Rising volatility has obscured the fact that, fundamentally, we are looking at the increasing possibility of pandemic economic disruptions ending sooner than anticipated. The Omicron variant peaked for a lot of the world almost simultaneously, which in and by itself should help re-harmonise some parts of the global value chain. The potential for the highly-transmissive but milder variant to remain dominant, coupled with higher vaccination rates and Covid-targeted medication in the pipeline, have left an increasing amount of analysts more optimistic that disruptive policy responses, like lockdowns, may become a thing of the past. Q1 economic performance may well be worst than originally expected, but the probability of a faster economic rebound thereafter is increasing. The problem for markets is that no one can be sure that we are indeed dealing with the final Covid-19 dominant variant. Therefore, an upside scenario hasn’t been priced in.

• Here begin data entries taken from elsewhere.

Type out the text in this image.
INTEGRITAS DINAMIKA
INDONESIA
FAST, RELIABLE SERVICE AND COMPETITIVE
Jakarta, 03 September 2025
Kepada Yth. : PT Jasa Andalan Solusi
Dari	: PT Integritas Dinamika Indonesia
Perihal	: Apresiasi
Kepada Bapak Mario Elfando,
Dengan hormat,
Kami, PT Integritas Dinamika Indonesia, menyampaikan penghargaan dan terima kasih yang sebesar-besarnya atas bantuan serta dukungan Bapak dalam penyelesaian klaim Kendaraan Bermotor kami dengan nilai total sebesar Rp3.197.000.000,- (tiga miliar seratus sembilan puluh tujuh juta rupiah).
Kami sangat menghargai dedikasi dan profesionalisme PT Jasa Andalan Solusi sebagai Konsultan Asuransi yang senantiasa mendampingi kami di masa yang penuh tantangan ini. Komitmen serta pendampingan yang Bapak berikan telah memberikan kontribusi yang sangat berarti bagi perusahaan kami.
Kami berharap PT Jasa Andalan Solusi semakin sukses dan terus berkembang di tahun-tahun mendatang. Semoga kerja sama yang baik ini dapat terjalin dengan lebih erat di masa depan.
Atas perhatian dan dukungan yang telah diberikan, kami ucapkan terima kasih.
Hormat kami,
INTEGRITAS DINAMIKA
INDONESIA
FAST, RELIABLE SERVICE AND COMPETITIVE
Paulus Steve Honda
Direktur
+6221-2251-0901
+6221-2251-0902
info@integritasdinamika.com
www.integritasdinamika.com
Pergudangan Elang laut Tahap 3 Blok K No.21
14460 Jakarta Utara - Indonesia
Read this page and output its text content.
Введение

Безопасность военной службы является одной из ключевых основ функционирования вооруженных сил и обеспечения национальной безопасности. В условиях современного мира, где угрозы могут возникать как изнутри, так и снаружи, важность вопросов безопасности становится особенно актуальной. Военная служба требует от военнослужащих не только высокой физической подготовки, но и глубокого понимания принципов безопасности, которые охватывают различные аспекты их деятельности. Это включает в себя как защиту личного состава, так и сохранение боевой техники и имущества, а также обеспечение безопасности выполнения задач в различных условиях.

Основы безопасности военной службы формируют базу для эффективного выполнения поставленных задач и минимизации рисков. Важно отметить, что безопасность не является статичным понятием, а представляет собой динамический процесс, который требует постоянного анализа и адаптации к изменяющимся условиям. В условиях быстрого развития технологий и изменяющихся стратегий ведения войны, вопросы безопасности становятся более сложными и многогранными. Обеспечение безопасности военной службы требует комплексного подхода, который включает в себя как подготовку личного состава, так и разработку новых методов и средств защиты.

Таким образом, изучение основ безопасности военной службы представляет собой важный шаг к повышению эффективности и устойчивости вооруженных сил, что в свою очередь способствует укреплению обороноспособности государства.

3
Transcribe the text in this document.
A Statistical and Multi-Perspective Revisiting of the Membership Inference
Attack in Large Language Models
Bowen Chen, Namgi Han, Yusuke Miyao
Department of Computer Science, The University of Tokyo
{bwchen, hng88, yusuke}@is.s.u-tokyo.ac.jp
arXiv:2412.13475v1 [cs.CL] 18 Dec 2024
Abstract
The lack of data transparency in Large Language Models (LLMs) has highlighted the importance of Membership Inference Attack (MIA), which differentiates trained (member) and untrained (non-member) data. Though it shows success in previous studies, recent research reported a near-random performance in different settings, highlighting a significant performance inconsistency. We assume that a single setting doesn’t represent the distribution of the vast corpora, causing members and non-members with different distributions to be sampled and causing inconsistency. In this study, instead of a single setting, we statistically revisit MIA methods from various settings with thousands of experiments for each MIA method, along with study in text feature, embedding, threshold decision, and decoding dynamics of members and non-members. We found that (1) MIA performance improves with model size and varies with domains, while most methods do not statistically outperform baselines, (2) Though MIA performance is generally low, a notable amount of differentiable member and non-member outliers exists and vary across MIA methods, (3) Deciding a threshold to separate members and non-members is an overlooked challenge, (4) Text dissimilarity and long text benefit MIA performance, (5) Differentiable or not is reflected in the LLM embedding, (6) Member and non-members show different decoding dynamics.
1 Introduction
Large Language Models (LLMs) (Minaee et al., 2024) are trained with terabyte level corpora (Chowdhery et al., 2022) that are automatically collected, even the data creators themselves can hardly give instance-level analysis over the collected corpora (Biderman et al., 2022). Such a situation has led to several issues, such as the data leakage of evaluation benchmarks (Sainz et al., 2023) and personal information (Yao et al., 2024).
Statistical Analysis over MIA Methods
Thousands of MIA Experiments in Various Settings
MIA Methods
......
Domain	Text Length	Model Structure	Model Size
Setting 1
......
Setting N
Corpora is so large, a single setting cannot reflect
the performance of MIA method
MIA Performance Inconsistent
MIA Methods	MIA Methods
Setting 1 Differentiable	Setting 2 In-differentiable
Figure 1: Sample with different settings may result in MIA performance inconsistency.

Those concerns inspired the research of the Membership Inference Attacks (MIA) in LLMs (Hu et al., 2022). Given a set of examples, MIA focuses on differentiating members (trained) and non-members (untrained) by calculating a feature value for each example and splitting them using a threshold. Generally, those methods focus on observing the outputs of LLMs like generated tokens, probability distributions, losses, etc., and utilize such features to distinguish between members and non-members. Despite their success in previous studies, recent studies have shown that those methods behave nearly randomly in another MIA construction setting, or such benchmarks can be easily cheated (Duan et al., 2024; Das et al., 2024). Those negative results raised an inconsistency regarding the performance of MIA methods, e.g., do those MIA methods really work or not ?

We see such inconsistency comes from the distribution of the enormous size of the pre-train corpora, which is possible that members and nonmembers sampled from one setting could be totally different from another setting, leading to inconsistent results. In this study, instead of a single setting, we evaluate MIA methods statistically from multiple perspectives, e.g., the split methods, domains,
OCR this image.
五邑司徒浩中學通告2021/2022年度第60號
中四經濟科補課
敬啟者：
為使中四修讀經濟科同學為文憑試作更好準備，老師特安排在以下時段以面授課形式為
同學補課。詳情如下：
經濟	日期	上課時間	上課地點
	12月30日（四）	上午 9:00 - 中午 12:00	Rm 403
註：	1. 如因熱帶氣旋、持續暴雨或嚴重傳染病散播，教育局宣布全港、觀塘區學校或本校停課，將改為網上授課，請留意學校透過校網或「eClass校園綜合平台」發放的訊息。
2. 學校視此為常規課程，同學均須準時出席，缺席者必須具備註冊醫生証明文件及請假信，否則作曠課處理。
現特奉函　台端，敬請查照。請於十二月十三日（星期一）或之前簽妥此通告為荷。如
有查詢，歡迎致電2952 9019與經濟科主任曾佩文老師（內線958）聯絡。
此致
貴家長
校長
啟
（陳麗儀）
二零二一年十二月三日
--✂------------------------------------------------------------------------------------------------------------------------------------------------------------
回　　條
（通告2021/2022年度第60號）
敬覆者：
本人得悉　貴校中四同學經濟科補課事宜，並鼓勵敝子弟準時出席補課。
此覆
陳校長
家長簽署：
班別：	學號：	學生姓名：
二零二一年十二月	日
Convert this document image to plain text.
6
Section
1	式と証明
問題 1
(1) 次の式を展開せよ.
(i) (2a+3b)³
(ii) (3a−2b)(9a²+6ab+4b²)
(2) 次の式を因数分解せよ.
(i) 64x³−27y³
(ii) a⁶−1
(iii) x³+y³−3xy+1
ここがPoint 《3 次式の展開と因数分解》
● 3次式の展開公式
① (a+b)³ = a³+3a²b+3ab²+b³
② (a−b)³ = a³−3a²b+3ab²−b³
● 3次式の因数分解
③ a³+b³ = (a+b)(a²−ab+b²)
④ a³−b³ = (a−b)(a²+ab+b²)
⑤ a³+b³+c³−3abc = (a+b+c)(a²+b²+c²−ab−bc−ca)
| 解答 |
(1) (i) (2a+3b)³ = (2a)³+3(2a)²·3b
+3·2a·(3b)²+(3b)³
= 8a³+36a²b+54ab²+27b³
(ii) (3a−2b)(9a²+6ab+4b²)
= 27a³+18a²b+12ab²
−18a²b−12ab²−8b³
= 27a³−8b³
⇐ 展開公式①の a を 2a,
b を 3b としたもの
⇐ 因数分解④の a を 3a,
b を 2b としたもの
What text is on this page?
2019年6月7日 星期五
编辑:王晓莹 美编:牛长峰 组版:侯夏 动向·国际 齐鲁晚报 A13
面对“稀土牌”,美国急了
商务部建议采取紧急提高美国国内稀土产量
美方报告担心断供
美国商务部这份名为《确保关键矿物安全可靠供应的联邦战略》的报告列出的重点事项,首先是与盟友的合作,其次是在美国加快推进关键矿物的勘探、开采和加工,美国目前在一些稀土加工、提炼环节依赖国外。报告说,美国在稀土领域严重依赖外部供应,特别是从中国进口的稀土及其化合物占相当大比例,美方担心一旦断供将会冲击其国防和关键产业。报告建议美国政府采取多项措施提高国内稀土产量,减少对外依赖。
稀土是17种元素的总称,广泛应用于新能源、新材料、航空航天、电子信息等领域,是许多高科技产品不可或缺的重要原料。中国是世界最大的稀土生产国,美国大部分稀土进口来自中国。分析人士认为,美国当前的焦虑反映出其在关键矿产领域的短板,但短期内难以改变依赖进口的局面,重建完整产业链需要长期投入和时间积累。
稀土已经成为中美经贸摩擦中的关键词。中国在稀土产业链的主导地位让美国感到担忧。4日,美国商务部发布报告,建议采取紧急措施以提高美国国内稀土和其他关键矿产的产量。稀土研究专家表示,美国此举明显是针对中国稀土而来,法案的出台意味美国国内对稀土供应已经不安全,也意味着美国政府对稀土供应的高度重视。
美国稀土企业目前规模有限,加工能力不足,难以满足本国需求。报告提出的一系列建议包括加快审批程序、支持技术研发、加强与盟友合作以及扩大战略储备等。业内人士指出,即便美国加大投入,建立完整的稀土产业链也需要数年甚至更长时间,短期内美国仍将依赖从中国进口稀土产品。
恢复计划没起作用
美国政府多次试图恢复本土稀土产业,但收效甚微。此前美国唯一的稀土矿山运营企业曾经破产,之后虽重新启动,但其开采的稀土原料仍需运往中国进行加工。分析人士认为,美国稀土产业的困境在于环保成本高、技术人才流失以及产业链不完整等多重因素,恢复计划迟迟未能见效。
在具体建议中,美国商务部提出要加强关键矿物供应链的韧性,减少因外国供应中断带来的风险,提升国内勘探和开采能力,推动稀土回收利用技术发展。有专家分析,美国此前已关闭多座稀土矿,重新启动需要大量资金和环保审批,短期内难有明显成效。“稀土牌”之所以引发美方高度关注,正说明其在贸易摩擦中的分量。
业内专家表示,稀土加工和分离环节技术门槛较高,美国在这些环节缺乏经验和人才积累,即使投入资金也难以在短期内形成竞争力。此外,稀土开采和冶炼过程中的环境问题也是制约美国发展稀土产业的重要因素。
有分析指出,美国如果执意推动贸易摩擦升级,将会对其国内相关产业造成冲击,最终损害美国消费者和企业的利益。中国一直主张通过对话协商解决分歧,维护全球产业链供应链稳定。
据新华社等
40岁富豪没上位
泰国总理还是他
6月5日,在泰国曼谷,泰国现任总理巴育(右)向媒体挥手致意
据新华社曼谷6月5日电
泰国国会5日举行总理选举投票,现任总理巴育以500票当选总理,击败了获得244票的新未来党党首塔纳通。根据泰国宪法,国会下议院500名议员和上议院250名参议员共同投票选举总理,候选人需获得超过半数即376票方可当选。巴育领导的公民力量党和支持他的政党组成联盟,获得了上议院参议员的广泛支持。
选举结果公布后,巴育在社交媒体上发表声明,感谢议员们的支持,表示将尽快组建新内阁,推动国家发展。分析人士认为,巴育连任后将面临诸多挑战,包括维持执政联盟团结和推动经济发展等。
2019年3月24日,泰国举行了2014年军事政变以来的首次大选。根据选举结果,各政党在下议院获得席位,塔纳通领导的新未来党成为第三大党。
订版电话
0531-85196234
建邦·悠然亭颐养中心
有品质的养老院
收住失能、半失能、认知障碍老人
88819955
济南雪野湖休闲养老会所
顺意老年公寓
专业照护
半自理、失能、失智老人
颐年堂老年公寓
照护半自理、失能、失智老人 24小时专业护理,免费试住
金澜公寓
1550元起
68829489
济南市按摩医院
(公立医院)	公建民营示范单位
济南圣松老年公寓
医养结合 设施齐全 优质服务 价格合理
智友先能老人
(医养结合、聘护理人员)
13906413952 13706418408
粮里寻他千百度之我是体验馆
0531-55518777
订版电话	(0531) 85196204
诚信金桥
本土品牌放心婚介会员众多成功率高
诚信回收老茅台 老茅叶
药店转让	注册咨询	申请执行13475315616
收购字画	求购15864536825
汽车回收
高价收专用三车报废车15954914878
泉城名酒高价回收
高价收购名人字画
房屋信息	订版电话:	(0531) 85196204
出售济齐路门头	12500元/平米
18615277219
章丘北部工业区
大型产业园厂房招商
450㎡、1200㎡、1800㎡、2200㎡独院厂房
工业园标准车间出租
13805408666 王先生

What it all means for investors

We believe that we are experiencing a Fed-driven asset rerating, not an existential threat to capitalism. If it holds true, then at the end of the process lie opportunities. With global stocks down 6% from their recent peak, we don’t have any evidence to say that we have seen the end of this correction. It could well last longer and go much deeper. Opportunistic retail buying has been rampant over the past two years and it looks like there is more to be shaken off. But we also see a lot of capital waiting for more attractive prices. More evidence that the pandemic may be near its end and an eventual plateauing of inflation pressures could be just the triggers global asset allocators are looking for to re-position at lower prices.

The outlier risk

We think that a key risk right now is geopolitical. The Crimean War (1853-1856) marked the rapid decline of the Ottoman and Russian empires, while consolidating Britain’s status as the global military superpower for decades. The same area is once again the focus of global powers. Tensions have been rising fast between the US, Russia and China. Further escalation could have unforeseen consequences for markets, especially commodities. Situations like this usually come down to last-minute decisions and/or deals, and there’s precious little investors can do, other than quickly recognise a change in the status quo when and if that happens.